“Follow Your Heart”
My Grandfathers words that Inspired it all
I fell in love with the art of travel through the stories and escapades of my late grandfather, Douglas Marchant. As a child I remember the faint background music of Mozart, Bach, Chopin serenading the air of my grandparents home. I recall the dry smell of tobacco, wafting in from my grandfathers study, and the clanking ice of a gentleman’s glass as he sipped down his last swig of scotch.
As children, my mother told my two brothers and I that we were not to head to the back of the house where my grandfather kept his most precious finds he gathered throughout his travels. His study was a museum in and of itself. It was a magical place full of history, intrigue, adventure, and culture.
One day, I snuck toward my grandfathers study while my grandmother and mother were not looking. I followed the soft orchestral music, coming from an old record player. Peeking my head around the corner of his study, I remember seeing my Grandfather, dressed in slacks and suspenders and a well pressed white shirt sitting over his dimly lit but elaborate oak desk. Dressed to the nines, He wore his staple Irish cap, a corncob pipe dangling from his lips, and was scanning a journal entry he was submitting to a fishing magazine. He saw me. I guess I didn’t conceal myself too well, my enthusiasm getting the best of me. With warm and magnetic blue eyes, he peered up over his reading glasses. He smiled, told me to come in. That day, my world would change forever.
Feeling as if I was entering some forbidden Kingdom, I slowly snuck out from my hiding spot and bashfully entered. My grandfather leaned back in his desk chair and smiled as I passed things my eyes had never seen before.
As I sat down beside him, my grandfather opened a drawer and pulled out a brass captains spy glass. He handed it over. “ There is so much to see in the world, you can look through it with this, or this”. He pointed to my heart. He told me that everything in his study was just “things”, trinkets, and memories. He encouraged me to follow my heart and to seek out knowledge, to never stop learning, but he never had to say much as I would ramble off a hundred questions about what everything was and where it came from. His response would be a magnetic warm smile and eyes that held the answers but would not give them. I know now that what he held back was for me to discover on my own, just as he did.

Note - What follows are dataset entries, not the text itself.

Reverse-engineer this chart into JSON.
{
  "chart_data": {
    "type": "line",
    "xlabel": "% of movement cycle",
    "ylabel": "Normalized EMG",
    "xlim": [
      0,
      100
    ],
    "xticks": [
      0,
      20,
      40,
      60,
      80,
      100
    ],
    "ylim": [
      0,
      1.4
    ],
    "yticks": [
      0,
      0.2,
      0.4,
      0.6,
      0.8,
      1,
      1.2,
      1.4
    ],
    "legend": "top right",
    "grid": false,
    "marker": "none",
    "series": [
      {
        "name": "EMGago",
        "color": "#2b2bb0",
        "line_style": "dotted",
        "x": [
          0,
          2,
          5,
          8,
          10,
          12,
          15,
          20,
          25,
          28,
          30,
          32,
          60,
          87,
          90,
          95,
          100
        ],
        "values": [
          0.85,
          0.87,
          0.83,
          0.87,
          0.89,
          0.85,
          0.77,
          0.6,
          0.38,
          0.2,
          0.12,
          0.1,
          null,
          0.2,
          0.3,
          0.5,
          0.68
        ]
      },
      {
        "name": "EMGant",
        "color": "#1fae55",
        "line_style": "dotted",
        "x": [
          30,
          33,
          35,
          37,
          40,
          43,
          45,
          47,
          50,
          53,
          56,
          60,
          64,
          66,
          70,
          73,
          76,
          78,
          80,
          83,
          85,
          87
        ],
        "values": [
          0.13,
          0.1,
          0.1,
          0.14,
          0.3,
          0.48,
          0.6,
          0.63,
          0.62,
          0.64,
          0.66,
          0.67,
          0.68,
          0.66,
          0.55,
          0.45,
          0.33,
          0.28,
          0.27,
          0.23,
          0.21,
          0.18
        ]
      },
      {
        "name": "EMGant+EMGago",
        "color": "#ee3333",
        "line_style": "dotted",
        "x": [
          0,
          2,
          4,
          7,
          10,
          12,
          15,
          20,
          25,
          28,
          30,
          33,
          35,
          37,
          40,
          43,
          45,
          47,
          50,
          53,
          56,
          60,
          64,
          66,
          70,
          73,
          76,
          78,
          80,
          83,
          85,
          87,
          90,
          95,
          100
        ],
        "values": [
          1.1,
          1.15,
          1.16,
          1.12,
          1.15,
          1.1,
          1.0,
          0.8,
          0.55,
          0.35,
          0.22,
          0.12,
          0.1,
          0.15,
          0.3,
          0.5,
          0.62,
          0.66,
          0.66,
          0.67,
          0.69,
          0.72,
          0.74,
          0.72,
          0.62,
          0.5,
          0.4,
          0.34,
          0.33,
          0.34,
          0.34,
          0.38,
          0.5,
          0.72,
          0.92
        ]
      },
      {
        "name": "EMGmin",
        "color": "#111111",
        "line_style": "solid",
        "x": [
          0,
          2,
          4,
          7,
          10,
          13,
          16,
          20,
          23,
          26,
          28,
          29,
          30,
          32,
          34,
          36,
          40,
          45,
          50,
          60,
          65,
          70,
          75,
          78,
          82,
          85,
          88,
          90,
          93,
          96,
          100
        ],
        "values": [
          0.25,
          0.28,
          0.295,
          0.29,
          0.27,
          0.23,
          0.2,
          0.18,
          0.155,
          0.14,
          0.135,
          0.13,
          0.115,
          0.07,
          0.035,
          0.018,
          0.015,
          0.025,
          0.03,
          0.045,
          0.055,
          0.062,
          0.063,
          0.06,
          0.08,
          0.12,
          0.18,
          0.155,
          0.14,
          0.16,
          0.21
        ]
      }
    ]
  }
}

And then he showed me something that ill never forget and has stuck with me until this day. on his desk, beside his travel journal, which documented all of his expeditions, he had an old deck of playing cards. He took them out and told me to watch. He held out one card, twirled it in the air, waved it slowly and made it vanish! I lit up with excitement. Then, with the flick of his wrist he made it appear again. He smiled and said, “Would you like to know how it’s done?” I jumped out of my seat, an eager boy as I was, and pleaded yes. “It takes hard work to do anything well. To master it will take your lifetime, but nothing ever substitutes determination and hard work. I will show you and next time I see you I want you to show me how you have progressed. If I see you have been practicing, I will show you something else, but not until then. This is not an easy move but I believe in you.” I promised him I would practice everyday. “You have a big heart Richie, the world is your playground. Just remember as smart as you are that everything I show you must always be practiced and performed from here” He pointed to my heart again. I never stopped following my heart since that day, no matter the hardships, or the setbacks. He taught me that life was hard, but the spirit could endure, and exploring that was the real magic.